Added Fleischer, in an interview with me, “For my entire career, which began on Capitol Hill in 1983, Washington reporters were predominantly liberal. Their news organizations were predominantly liberal. But they had a creed, and their creed was to be objective and fair.
“I think that broke down, one, because of the internet. When newspapers started to lose their advertisers and had to find revenue somewhere, they found it from subscribers. And subscribers start to take on a different nature. What the business of the media found was they could appeal to niches in America. They no longer needed to appeal to broad groups. That started to lead to stridency — on the left and right.”
With a mere 16 percent of respondents to a new Gallup poll saying they still have a great deal of confidence in newspapers (the first time that percentage has ever dipped below 20 percent), that suggests plenty of news consumers will likely find themselves agreeing with the former White House spokesman — whose chapter titles herein include “Reporters Have Lost Their Minds” and “Activists for a Cause.”
In 2016 and in 2020, Fleischer continued to me, “reporters made the judgment that they needed to ‘save’ the country from Donald Trump. The problem with a network like CNN is they want to have it both ways. They viewed Chris Cuomo and Anderson Cooper as journalists, while they let their opinions rip.”
“Bad City: Peril and Power in the City of Angels,” by Paul Pringle
The tip that initially made its way to The Los Angeles Times newsroom was as salacious as it gets. Someone told a staff photographer at a party about a coverup that allegedly involved the Dean of the School of Medicine at the University of Southern California. Plus “lots of drugs and a half-dressed unconscious young girl in the dean’s hotel room.”
LA Times investigative journalist Paul Pringle’s new book “Bad City: Peril and Power in the City of Angels” revisits the paper’s relentless reporting that followed, which uncovered an explosive scandal involving sex abuse and powerful men preying on the disadvantaged.
If the book were just about that, it would already be compelling enough for news junkies who appreciate how the sausage gets made. Pringle’s book, though, adds newsroom acrimony as a layer on top of that story, via accusations by Pringle that editors slow-walked and too-heavily edited his work in an effort to spike the story. It was ultimately published, but the bad blood remains.
The LA Times’ then-managing editor Marc Duvoisin, now the top editor at the San Antonio Express-News, has responded to Pringle’s book with a Facebook post.
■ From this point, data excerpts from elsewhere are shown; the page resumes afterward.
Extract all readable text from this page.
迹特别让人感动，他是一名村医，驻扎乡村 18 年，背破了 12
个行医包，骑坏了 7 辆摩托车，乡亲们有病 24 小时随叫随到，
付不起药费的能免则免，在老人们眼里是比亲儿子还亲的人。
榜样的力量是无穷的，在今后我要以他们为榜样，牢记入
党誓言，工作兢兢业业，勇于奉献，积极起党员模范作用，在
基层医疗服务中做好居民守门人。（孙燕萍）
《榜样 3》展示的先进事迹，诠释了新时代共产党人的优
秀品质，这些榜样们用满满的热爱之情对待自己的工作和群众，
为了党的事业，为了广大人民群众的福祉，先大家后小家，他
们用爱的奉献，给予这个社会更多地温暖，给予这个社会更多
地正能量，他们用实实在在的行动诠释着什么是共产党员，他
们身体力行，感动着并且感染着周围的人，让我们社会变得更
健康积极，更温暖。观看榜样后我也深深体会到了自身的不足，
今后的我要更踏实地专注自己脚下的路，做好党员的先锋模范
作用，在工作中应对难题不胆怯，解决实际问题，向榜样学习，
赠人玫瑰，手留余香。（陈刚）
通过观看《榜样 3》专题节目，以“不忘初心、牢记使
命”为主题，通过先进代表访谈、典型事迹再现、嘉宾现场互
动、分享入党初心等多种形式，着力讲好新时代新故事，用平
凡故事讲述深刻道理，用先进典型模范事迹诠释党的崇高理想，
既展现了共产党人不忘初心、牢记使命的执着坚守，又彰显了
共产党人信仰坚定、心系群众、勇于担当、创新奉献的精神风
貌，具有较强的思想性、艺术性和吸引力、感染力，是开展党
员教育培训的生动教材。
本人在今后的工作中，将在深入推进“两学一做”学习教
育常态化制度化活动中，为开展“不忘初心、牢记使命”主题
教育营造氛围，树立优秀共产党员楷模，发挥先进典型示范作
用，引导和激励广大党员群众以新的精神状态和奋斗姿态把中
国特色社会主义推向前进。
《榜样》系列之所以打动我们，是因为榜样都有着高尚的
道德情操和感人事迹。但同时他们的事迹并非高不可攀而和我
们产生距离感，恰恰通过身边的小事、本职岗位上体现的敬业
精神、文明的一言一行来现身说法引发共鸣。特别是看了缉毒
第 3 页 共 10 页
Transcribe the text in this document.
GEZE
It reads, in part:
“The USC story was not killed; it was sent back for more reporting, which improved it immeasurably, and it was published on the front page. The reporters who worked on the story were never blocked; they were edited. They did not fight against dark newsroom corruption; they were held to high standards — and resented it. They did not work in secret. They merely thought they were working in secret, which is kind of amusing when you think about it.”
Duvoisin has also sought corrections from papers that have reviewed Pringle’s book and leaned too-heavily on the facts as Pringle presented them, including from The New York Times
Pringle, meanwhile, released a statement (available here) in which he counters that his manuscript “went through multiple rounds of fact-checking and a line-by-line legal review.” Moreover, his statement continues, editors he challenges in the book “were given the opportunity to respond to my reporting for the manuscript … They ultimately chose instead to retain attorneys to threaten lawsuits, with the clear intent of stopping publication of the book.”